Ontario currently has no specific legislation that protects workers’ privacy, said Stuart Rudner, a Toronto-based employment lawyer. How federally regulated industries such as Crown corporations, banks and airlines may collect, use and disclose data on their workers is governed by the Personal Information Protection and Electronic Documents Act (PIPEDA).
“But employees do have a right to privacy under common law,” Mr. Rudner explained. “The general rule is that everyone has an entitlement to privacy, but it can be infringed upon when there is a purpose, and that intrusion should be as minimal as possible.”
Alex Lucifero, a labour and employment lawyer with Samfiru Tumarkin LLP, said that under common law, employers need to show the electronic surveillance or collection of data has a legitimate business purpose and no less-intrusive means of achieving it is available. “While Ontario doesn’t have legislation that is specific to this issue, I would say that as it stands, employees’ personal right to privacy is valued by the court to a relatively high degree,” Mr. Lucifero said.
Some provinces already have legislation to protect the privacy of employees. In Alberta, for example, a worker’s location is considered private information that can be legislated under the province’s Personal Information Protection Act.
But Sharaf Sultan, an employment lawyer with Toronto-based Sultan Lawyers, points out that if a non-unionized employee is terminated for not wanting to comply with electronic monitoring, the law can do nothing about it as long as the person is compensated for the dismissal. “We still do not have the answer to the question of what if you don’t want to be surveilled? How do you still retain your employment?”

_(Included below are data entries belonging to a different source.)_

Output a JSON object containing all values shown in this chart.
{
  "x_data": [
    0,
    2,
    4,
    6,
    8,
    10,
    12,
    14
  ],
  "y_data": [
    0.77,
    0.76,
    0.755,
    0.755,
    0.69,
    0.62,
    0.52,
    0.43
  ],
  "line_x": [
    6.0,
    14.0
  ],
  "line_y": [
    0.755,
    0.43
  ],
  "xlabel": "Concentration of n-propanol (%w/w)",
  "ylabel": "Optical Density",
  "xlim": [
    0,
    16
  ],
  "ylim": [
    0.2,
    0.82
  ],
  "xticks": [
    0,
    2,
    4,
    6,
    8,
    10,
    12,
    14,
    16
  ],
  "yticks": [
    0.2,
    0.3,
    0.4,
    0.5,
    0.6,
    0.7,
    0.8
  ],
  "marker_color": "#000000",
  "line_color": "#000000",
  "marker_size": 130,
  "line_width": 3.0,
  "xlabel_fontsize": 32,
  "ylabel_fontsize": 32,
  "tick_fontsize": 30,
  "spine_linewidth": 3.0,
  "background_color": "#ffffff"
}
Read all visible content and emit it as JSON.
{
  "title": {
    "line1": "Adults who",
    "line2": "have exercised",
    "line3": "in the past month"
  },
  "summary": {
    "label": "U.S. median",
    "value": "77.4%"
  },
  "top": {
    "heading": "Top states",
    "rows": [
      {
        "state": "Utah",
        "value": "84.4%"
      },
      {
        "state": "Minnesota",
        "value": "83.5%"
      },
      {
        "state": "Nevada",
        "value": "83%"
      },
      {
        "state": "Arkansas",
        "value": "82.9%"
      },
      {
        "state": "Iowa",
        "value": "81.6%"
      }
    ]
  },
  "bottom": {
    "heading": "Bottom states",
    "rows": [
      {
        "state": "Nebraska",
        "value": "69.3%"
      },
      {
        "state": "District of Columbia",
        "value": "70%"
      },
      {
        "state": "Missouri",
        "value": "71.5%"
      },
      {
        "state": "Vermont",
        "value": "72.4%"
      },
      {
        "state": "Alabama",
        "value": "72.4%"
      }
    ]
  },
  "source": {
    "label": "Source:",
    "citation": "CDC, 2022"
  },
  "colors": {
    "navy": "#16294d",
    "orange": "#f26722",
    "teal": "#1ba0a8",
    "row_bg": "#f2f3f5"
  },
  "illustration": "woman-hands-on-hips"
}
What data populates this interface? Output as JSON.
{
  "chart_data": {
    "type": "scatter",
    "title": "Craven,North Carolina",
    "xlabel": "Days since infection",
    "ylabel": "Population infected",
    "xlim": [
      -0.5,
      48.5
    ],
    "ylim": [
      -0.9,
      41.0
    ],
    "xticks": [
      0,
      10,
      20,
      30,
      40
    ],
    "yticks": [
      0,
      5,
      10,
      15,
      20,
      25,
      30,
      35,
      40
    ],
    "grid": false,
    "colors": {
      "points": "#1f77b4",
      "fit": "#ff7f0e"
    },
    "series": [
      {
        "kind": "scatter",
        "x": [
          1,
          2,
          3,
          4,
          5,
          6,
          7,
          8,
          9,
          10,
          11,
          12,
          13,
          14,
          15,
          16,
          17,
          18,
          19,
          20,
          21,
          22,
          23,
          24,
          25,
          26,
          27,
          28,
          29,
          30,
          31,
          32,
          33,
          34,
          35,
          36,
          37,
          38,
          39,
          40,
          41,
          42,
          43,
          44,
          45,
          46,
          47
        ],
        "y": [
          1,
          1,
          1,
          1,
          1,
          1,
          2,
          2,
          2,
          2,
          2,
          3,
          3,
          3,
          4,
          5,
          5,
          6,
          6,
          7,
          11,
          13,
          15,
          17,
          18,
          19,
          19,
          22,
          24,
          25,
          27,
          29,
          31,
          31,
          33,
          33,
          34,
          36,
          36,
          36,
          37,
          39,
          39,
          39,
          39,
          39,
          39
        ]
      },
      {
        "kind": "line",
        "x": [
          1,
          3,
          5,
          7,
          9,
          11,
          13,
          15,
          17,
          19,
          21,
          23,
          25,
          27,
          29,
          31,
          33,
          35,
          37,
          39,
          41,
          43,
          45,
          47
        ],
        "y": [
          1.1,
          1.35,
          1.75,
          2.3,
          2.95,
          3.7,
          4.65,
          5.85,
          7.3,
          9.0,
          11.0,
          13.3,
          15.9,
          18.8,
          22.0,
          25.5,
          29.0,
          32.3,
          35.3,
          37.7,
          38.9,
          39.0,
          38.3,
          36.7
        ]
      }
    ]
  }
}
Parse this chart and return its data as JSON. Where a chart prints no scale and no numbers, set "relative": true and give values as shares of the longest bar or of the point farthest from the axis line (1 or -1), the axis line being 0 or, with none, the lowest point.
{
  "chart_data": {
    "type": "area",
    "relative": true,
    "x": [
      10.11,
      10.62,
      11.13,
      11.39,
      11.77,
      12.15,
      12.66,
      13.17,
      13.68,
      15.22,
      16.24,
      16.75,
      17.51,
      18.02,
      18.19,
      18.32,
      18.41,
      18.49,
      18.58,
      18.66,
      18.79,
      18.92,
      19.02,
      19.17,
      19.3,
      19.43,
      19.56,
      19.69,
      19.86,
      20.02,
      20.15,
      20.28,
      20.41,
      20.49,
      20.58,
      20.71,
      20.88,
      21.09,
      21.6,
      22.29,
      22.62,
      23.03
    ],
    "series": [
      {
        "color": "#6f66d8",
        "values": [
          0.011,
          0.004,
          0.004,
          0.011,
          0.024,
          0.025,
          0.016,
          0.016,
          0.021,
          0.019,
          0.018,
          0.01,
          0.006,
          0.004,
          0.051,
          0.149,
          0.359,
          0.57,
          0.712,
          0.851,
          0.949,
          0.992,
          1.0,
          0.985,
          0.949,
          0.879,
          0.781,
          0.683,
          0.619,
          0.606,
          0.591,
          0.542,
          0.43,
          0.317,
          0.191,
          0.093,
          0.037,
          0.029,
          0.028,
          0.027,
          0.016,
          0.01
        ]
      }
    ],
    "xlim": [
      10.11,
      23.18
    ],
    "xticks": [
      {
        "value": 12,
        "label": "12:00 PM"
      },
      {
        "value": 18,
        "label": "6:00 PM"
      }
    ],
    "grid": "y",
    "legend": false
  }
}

The mere existence of privacy legislation does not necessarily protect workers against employer surveillance. In 2013, an adjudicator in B.C. ruled in favour of an elevator company that used GPS to monitor an employee’s location and behaviour during work hours. The employer, Kone Inc., said the surveillance was necessary to ensure worker safety and that the client was billed appropriately.
Mr. Rudner said he believes surveillance by employers is a bigger issue now than before the pandemic because of the prevalence of remote work and the fact that privacy laws are not as robust in most provinces as they should be. “When I’m helping employers draft workplace policies, I usually tell them to state plainly to employees that if they store or access something on an employer’s equipment, assume it is not private.”